Dr. Dane, formerly an archaeologist, had died trying to assist a fishing vessel named The Holy Isle and its crew of two: Walter Boyne, fifty-seven, and his son, Daniel Boyne, thirty-one, fishermen, both of Portsolly.
The details blurred as Freya absorbed the facts. Walter Boyne had been there when it happened.
And he’d said nothing to her.
CHAPTER 6
SIGNY WAS starving. She stumbled as she walked the line where hard sand met shingle in the cove. She had to go back to the Abbey, to the killing ground; she must find Laenna’s body and bury it. After that, she would look for food; there would be gannets’ eggs, if nothing else. Then she would
go home. She would find a way.
The last, steep turn in the cliff track nearly defeated the child. Just a few more steps, only a few, two more, one . . .
Signy collapsed on the grass as the sky whirled above her and settled to a high, blue bowl.

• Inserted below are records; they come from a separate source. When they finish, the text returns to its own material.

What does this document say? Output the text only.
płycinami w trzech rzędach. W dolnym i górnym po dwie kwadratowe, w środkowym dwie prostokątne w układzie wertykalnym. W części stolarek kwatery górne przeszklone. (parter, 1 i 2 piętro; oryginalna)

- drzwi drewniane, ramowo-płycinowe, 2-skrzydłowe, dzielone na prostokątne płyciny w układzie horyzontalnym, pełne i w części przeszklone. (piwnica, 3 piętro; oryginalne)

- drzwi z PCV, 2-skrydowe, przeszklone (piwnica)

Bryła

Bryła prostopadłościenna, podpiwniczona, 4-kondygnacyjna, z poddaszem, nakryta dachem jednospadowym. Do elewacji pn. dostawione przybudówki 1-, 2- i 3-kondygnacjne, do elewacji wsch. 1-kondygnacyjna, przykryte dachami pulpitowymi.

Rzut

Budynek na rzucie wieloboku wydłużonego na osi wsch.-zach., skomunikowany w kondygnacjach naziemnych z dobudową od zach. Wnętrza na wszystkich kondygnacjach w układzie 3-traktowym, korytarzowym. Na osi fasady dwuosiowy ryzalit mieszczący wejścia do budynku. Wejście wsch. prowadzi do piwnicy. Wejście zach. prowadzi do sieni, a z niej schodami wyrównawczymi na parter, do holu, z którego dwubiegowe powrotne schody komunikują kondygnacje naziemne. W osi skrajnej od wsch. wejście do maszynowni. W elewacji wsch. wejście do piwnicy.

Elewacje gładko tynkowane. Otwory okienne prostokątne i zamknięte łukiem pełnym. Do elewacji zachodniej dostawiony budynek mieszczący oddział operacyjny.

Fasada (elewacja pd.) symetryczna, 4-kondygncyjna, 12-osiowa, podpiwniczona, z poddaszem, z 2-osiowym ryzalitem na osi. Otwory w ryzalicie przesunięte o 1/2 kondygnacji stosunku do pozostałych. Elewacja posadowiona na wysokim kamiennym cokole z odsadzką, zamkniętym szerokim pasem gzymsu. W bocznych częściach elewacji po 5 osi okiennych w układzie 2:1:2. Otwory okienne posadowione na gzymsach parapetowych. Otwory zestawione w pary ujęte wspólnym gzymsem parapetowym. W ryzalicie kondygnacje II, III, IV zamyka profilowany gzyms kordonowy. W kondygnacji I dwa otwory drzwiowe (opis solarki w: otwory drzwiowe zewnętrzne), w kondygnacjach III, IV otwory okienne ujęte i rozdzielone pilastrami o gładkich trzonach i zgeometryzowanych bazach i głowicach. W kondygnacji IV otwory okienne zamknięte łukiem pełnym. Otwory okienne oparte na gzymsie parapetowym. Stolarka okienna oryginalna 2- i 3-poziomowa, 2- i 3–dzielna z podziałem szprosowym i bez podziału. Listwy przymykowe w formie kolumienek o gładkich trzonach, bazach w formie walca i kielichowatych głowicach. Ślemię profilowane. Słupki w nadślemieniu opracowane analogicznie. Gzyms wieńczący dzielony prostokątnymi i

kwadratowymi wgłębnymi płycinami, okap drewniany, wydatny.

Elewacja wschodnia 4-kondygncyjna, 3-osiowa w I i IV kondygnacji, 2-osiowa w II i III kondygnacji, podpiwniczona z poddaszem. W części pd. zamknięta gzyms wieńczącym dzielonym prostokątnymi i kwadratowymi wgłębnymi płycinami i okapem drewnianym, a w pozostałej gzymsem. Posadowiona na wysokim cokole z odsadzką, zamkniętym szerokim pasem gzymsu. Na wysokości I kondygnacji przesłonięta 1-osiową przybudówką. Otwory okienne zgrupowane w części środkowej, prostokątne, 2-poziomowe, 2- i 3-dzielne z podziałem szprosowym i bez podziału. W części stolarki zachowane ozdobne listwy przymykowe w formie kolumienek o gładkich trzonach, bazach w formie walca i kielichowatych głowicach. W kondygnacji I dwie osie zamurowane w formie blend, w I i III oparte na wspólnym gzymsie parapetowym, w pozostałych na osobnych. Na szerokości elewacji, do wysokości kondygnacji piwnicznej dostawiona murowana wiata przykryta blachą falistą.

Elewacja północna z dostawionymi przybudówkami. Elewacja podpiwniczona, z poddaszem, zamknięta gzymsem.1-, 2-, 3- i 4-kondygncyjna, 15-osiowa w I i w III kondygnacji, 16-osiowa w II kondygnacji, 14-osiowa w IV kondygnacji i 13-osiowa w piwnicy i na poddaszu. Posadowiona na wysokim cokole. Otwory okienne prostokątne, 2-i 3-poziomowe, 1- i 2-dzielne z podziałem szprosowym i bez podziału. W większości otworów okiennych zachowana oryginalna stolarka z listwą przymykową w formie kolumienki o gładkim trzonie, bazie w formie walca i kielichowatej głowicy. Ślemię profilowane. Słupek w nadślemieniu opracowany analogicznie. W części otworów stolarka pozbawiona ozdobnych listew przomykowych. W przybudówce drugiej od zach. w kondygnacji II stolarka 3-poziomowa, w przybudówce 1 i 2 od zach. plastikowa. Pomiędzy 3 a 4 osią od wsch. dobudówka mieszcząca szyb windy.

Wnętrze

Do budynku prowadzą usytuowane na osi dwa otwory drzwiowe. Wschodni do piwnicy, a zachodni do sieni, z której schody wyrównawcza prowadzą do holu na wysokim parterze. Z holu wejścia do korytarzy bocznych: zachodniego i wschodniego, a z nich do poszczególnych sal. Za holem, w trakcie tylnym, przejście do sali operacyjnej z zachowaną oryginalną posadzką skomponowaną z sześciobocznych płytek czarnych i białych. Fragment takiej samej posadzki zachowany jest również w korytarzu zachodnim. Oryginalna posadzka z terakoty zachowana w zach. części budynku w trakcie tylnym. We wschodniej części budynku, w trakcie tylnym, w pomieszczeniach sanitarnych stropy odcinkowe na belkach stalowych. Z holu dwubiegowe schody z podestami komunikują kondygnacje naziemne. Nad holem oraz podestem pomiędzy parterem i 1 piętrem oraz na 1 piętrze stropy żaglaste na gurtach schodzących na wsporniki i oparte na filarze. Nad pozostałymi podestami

It was a warm day, quiet except for birdsong and the distant mutter and slump of the sea—perfect. But there was smoke in the air, an acrid tang.
Signy stared at the sun. “Help me, Cruach. Please.” She knelt in the grass, holding up her hands to the white disk above her head. “Make my sister be alive. Make this all a dream.”
A breeze lifted hair from her eyes, gentle as a mother’s hand. “Ma, oh, Ma. How can I tell you?” Signy thought there were no more tears, but they came from somewhere as delayed shock punched her down and she saw, once more, her sister’s crushed head.
“Poor little thing. Hush now, you’re not alone. Hush . . .”
Signy froze. Perhaps the hand on her shoulder was kind, but like an animal she curled in on herself.
Let the blow be fast. I won’t feel it if it’s fast.
“I can help you.” A woman’s voice.
Signy opened her eyes. Only a little.
Soft, crumpled skin was framed in white linen; or it had been white once, but now the cloth was filthy. Robes of black wool hid the dirt better.
The smiling woman held out her hands. “There, see? I am a friend.”
Instinct beat fear. Signy wrapped herself around the stranger instantly, twig arms stronger than any vine.